Doctoral Candidate in Science and Technology Studies, University College London
What are the current challenges and opportunities for social science advice to policy in Europe? What can social science tell us about the roles and responsibilities of scientific advisors? These are some of the questions addressed by academics, representatives of learned societies, and of philanthropic research foundations at a recent workshop organised in Berlin by the International Network for Government Science Advice (INGSA) together with the Mercator Foundation and the Mercator Research Institute on Global Commons and Climate Change on the 25th of April 2017.
The aim of the workshop was twofold: to explore how advice from the social sciences can best inform policymaking and address current societal challenges, and to discuss the principles underlying scientific advice, in itself a social phenomenon involving people, ideas, and institutions, that is ripe for social scientific analysis
As a gathering of scholars and practitioners sharing a broad common understanding of the issues, discussion moved quickly from the more general points to some of the more difficult and fundamental questions. One particularly interesting point that soon emerged is that the concept of social scientific advice as a unitary entity is far from unproblematic.
With the label ‘social science’ encompassing everything from econometrics to cultural anthropology, it is hard to see how social scientists could present a united voice to policymakers. Different disciplines approach social phenomena from different methodological and epistemic premises, looking at different levels of analysis and explanation, and providing what might appears as sometimes divergent accounts of the same phenomenon.
While such a rich and nuanced picture of the social world is important given the complexity of the phenomena under analysis, the diversity of perspectives could lead policymakers to wonder whether such advice is worth listening to, or even to pick and choose whatever perspective best support some preconceived position.
The lack of a common approach therefore risks creating a vacuum in the understanding of social challenges, which is filled by those disciplines that best manage to present what appears to be a convincingly coherent picture of the world. The risk with this is that the framing of a complex and multifaced social issue is monopolised by the lenses of a single discipline, so that for example everything becomes a market failure or an engineering challenge requiring a technological solution.
To address this, a closer link needs to be forged between the different social science disciplines, as well as with other scientific disciplines and the practice of policy itself. A closer understanding of both the plurality of ‘ways of knowing’, and the uses of such knowledge to address societal challenges, would contribute to an appreciation of the need for a pluralistic approach.
As an early career researcher, this realisation leads me to ask many questions.
While multidisciplinary agglomerations are clearly one way to bring to bear diverse and experts perspectives on problems, these groups themselves can become internally siloed or remain at an abstract level of discourse if there is not skill and willingness to cross disciplines among members.
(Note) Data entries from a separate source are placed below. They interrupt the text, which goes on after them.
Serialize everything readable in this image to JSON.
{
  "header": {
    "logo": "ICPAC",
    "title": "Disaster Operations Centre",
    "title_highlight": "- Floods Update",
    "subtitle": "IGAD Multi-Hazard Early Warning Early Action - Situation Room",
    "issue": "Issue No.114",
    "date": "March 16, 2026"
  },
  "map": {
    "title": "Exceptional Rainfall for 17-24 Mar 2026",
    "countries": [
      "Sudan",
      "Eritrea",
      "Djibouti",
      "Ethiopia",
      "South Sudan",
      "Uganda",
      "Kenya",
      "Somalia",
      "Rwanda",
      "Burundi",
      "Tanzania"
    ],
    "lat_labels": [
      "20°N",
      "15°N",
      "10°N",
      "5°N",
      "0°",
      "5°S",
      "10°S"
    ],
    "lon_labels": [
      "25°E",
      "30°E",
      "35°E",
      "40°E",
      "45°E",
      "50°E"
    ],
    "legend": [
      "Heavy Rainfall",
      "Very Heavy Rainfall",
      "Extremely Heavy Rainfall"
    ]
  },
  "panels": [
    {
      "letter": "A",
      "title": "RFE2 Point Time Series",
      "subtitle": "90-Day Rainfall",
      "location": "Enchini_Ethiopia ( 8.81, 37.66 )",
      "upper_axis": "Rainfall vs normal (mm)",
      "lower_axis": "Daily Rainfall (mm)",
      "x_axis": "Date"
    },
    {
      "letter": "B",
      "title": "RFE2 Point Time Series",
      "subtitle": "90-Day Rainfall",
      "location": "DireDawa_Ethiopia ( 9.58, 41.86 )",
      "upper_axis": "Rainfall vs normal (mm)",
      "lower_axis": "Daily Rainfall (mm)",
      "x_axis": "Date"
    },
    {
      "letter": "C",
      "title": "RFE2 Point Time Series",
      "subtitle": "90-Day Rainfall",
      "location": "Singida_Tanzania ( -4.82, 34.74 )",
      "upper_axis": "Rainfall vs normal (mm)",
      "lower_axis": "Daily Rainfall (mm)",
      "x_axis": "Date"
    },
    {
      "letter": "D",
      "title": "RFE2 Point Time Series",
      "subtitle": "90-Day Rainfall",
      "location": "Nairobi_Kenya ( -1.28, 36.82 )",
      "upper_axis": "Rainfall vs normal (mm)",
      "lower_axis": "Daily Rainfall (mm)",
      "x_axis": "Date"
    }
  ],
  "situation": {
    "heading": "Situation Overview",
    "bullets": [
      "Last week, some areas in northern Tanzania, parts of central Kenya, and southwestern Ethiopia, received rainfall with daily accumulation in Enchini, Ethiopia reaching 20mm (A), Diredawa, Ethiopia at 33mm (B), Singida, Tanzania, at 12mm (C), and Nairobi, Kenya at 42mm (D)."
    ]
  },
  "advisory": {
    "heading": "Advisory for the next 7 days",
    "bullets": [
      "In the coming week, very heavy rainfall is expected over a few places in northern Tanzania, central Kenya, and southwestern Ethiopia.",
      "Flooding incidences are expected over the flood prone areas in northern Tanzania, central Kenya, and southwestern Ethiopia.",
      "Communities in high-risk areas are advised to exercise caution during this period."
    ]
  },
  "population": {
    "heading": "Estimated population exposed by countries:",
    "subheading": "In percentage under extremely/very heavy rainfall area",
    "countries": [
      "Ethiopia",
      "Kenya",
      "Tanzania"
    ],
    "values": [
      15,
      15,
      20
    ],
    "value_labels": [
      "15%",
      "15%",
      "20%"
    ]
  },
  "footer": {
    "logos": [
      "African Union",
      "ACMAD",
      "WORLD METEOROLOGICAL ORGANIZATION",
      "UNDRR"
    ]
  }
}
What sort of professionals could fulfil this and other emerging synthesis roles?
If policy considerations, robust disciplinary expertise, a broad understanding of the methods and content of other research fields are all necessary to effectively engage with today’s challenges, what sort of professional figure could fulfil such role? How can such a multifaceted professional figure emerge from a world where career structures are still largely built around traditional disciplinary and institutional affiliations? What sort of educational and development pathways exist to foster such broader approaches?
An overhaul of the labour market for intellectual work would be needed to address this. If the siloes between different forms of theoretical and practical expertise are to be brought down, suitable professional pathways will have to emerge to allow people to build careers spanning multiple fields of research and practice. Current incentive and reward structures make it hard for people to transition between different domains of theory and practice, making it particularly unappealing for those at the early stages of their careers.
The idea of ‘portfolio careers’ has become established in some fields, where workers combine a number of part-time, temporary, freelance, and entrepreneurial roles instead of having a single job. Could such an approach work for someone trying to span academia, industry and policy? Could, and should, the intellectual labour market head in the direction taken by other industries?
While more career flexibility might appear desirable, consideration should also be given to the risks of short termism and insecurity, as currently seen in the academic sector where widespread casual employment and short term grants are increasingly taking the toll among early career researchers. The jokingly proposed “Uber for scientific advisors” might not eventually prove the right model to address the need for more intellectually mobile professionals, able to move across disciplines and sectors, but neither will the current system of academic employment.
The community at large, including researchers and research users, will need to think critically about what it needs from, and can offer to, the next generation of researchers and advisors. This itself will prove a challenge that will require input from all involved, and multiple intellectual perspectives.